Bandara
Kamil dan Pelabuhan Bergarbarata
Dahlan Iskan ; Menteri BUMN
|
JAWA
POS, 06 Oktober 2014
“Saya
pernah kehujanan saat antre imigrasi di bandara Bandung ini. Antrenya panjang
sampai ke luar bangunan.”
Yang
mengucapkan itu bukan orang sembarangan: Wali Kota Bandung Ridwan Kamil.

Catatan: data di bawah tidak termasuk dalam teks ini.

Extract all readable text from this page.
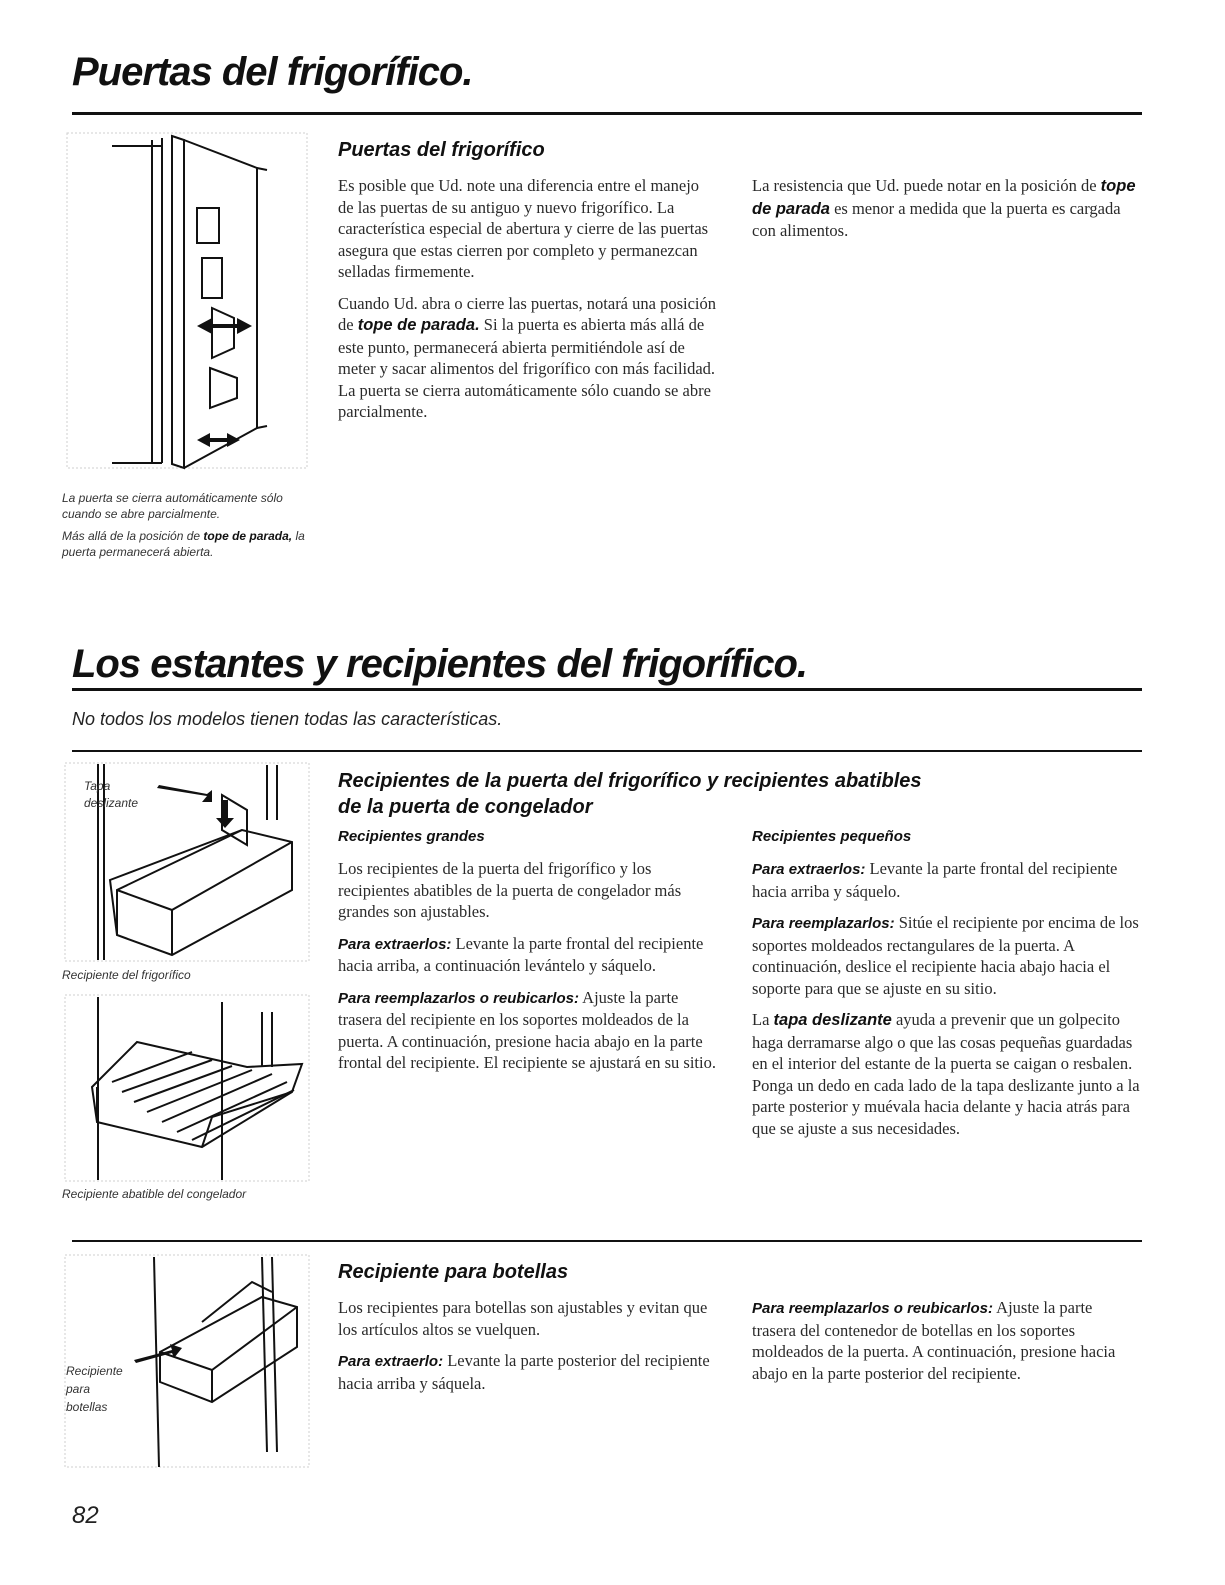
Puertas del frigorífico.

La puerta se cierra automáticamente sólo cuando se abre parcialmente.

Más allá de la posición de tope de parada, la puerta permanecerá abierta.

Puertas del frigorífico

Es posible que Ud. note una diferencia entre el manejo de las puertas de su antiguo y nuevo frigorífico. La característica especial de abertura y cierre de las puertas asegura que estas cierren por completo y permanezcan selladas firmemente.

Cuando Ud. abra o cierre las puertas, notará una posición de tope de parada. Si la puerta es abierta más allá de este punto, permanecerá abierta permitiéndole así de meter y sacar alimentos del frigorífico con más facilidad. La puerta se cierra automáticamente sólo cuando se abre parcialmente.

La resistencia que Ud. puede notar en la posición de tope de parada es menor a medida que la puerta es cargada con alimentos.

Los estantes y recipientes del frigorífico.
No todos los modelos tienen todas las características.
Tapa
deslizante
Recipiente del frigorífico
Recipiente abatible del congelador
Recipientes de la puerta del frigorífico y recipientes abatibles
de la puerta de congelador
Recipientes grandes

Los recipientes de la puerta del frigorífico y los recipientes abatibles de la puerta de congelador más grandes son ajustables.

Para extraerlos: Levante la parte frontal del recipiente hacia arriba, a continuación levántelo y sáquelo.

Para reemplazarlos o reubicarlos: Ajuste la parte trasera del recipiente en los soportes moldeados de la puerta. A continuación, presione hacia abajo en la parte frontal del recipiente. El recipiente se ajustará en su sitio.

Recipientes pequeños

Para extraerlos: Levante la parte frontal del recipiente hacia arriba y sáquelo.

Para reemplazarlos: Sitúe el recipiente por encima de los soportes moldeados rectangulares de la puerta. A continuación, deslice el recipiente hacia abajo hacia el soporte para que se ajuste en su sitio.

La tapa deslizante ayuda a prevenir que un golpecito haga derramarse algo o que las cosas pequeñas guardadas en el interior del estante de la puerta se caigan o resbalen. Ponga un dedo en cada lado de la tapa deslizante junto a la parte posterior y muévala hacia delante y hacia atrás para que se ajuste a sus necesidades.

Recipiente
para
botellas
Recipiente para botellas

Los recipientes para botellas son ajustables y evitan que los artículos altos se vuelquen.

Para extraerlo: Levante la parte posterior del recipiente hacia arriba y sáquela.

Para reemplazarlos o reubicarlos: Ajuste la parte trasera del contenedor de botellas en los soportes moldeados de la puerta. A continuación, presione hacia abajo en la parte posterior del recipiente.

82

“Setahun lagi Pak Wali Kota tidak akan malu lagi. Bandara wajah baru akan
selesai dalam 12 bulan.” Yang mengucapkan ini saya.
Hari
itu, pekan lalu, pembangunan terminal baru Bandara Husein Sastranegara
Bandung dimulai. Waskita Karya, kontraktornya, sanggup mengerjakannya dalam
12 bulan. Dengan demikian, saat HUT kota Bandung September tahun depan,
bandara baru bisa jadi kado terbaik.
Direktur
Utama PT Angkasa Pura II Tri Sunoko sebenarnya sudah merencanakan
pembangunannya tahun lalu. Anggarannya pun sudah siap. Tapi, urusan
tukar-menukar lahan baru minggu lalu tuntas.
Bandara
Bandung memang unik. Ini adalah bandara milik TNI-AU. Lokasi perluasan itu menyangkut
tanah PT Dirgantara Indonesia, PT AP II, dan TNI-AU. Harus ada administrasi
yang panjang untuk menyepakatinya agar tidak terjadi masalah di kemudian
hari.
Memang
bandara Bandung masih termasuk salah satu yang “memalukan”. Mirip dengan
kondisi bandara Semarang, Jogja, dan Banjarmasin. Tapi, Bandung sedang dalam
pengerjaan. Semarang juga segera mulai. Dua minggu lagi.
Bahkan,
seandainya tidak ada masalah lahan, tahun lalu pun pembangunan Bandara Ahmad
Yani Semarang yang baru sudah bisa dimulai. Dirut Angkasa Pura I Tommy
Soetomo sudah menyediakan dananya sejak tahun lalu.
Bandara
Banjarmasin juga sama. Tommy sudah menganggarkan tahun lalu. Persoalan tanah
luar biasa alotnya. Tapi, masalah itu kini juga sudah selesai. Dua minggu
lagi pekerjaan sudah bisa dimulai. Tinggal Jogja yang masih agak lama. Harus
menunggu perpindahan lokasi ke Kulon Progo. Tidak mudah mengadakan lahan
hampir 1.000 hektare di lokasi baru.
Setelah
Lombok, Medan, Makassar, Riau, Jambi, Palembang, Balikpapan, Denpasar semua
memiliki bandara baru dan kalau pembangunan di Bandung, Semarang, Silangit,
dan Banjarmasin selesai, praktis tidak ada lagi bandara di bawah BUMN yang
masih “memalukan”.
Minggu
kemarin, dalam perjalanan menuju Waingapu, saya meninjau (lagi dan lagi)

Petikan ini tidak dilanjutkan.